With the preparations complete that had been planned to endure the winter, those at the estate, in town, and at isolated locations elsewhere, put their lives into winter living mode. Only one trip per week was required to get enough of the estate’s products to the town to serve their needs, and keep Steven Gregory’s store supplied.

People stayed relatively healthy and happy. The Doctors Bluhm had a great deal to do with the first, and a little with the second.

Percy had a great deal to do with the second. One of the things he’d acquired while in Memphis was another large screen high definition monitor and home theatre system. The town had not had a theatre for years, but each Saturday night everyone that wanted could watch a movie in the gym at the school.

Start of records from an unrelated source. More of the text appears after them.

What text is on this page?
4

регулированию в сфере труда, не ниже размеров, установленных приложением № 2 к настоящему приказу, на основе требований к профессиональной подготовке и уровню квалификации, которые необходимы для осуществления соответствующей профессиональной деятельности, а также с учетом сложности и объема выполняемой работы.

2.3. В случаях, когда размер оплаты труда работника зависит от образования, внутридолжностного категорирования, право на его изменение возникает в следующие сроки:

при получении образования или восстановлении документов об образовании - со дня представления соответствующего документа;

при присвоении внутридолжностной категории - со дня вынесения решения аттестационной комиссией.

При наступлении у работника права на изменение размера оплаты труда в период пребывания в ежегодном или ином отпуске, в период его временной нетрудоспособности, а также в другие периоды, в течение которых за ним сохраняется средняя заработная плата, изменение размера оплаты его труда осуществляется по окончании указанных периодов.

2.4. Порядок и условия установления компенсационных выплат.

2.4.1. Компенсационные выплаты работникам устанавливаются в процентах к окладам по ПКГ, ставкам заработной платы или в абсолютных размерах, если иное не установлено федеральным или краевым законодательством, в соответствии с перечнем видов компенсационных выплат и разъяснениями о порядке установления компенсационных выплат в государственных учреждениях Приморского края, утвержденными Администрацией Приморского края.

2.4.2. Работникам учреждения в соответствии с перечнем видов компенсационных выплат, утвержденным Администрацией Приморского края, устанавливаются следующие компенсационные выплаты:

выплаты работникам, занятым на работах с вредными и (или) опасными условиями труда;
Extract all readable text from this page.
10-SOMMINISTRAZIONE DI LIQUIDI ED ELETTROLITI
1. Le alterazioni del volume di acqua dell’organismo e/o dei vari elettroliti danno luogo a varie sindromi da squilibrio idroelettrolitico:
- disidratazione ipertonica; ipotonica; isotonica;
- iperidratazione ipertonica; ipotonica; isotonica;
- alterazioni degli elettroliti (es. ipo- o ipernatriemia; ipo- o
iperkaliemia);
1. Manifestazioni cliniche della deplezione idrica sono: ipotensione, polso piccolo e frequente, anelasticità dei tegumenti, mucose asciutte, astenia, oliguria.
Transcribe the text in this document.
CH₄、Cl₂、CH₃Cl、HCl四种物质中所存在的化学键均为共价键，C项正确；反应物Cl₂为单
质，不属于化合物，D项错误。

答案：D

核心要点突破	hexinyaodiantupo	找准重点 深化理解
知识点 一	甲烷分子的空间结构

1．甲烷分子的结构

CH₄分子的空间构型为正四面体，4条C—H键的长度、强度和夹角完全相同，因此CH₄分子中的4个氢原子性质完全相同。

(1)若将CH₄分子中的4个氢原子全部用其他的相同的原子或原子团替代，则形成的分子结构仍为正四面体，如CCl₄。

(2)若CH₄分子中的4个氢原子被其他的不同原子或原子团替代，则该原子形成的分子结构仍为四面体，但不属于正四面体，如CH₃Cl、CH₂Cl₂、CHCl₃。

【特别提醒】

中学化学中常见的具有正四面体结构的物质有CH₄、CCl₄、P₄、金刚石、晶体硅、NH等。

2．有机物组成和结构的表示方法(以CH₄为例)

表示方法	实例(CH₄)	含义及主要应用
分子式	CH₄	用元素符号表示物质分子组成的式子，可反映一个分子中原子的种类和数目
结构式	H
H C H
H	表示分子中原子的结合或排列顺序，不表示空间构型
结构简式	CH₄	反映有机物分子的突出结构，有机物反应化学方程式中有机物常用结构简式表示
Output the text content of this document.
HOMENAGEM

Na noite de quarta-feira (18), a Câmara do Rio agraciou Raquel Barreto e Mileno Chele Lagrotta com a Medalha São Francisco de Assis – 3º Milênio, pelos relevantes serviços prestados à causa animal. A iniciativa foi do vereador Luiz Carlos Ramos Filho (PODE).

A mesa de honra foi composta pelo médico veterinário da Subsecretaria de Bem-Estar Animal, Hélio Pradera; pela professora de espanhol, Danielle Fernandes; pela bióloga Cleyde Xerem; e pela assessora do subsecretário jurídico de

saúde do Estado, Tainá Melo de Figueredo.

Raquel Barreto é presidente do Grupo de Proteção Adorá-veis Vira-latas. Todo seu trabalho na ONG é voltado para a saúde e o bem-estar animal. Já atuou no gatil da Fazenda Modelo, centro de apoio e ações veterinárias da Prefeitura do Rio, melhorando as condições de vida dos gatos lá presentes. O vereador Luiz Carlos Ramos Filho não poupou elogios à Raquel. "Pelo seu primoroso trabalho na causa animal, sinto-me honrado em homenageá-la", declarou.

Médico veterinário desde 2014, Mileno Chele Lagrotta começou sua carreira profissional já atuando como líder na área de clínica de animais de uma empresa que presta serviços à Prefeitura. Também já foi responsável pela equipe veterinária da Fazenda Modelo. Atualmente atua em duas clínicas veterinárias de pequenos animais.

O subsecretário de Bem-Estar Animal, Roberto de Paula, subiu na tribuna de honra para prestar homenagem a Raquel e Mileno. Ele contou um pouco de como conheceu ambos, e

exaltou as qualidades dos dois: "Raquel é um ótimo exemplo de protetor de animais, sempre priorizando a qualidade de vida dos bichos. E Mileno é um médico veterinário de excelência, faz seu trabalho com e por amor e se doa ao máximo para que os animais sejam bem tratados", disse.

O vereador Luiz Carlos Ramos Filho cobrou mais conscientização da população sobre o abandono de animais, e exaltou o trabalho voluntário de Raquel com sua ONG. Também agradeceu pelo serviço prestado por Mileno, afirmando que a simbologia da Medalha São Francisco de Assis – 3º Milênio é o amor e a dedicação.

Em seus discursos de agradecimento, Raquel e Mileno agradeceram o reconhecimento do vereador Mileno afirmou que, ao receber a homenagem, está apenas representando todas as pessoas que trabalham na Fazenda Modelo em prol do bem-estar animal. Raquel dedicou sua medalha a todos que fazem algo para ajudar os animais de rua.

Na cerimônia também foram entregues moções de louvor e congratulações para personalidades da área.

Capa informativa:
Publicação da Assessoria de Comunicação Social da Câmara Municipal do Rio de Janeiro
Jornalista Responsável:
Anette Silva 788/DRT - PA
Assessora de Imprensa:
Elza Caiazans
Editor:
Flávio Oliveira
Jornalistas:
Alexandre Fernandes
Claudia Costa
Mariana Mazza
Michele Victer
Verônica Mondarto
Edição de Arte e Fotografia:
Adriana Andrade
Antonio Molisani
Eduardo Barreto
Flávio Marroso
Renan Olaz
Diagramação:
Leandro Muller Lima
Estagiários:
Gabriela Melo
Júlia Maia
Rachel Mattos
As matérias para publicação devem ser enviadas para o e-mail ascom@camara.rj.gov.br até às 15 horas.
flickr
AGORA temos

People had liked the fact that Percy had working video at the estate in one of the activity rooms of the bunkhouse. Now everyone could see some of the huge collection of movies that Percy had, in addition to those that people brought from their own collections. The town’s contribution to the community night was the power from the generator for the electronics. On Saturdays the generator was run and all the other things that needed power were taken care of at the same time the movie was shown.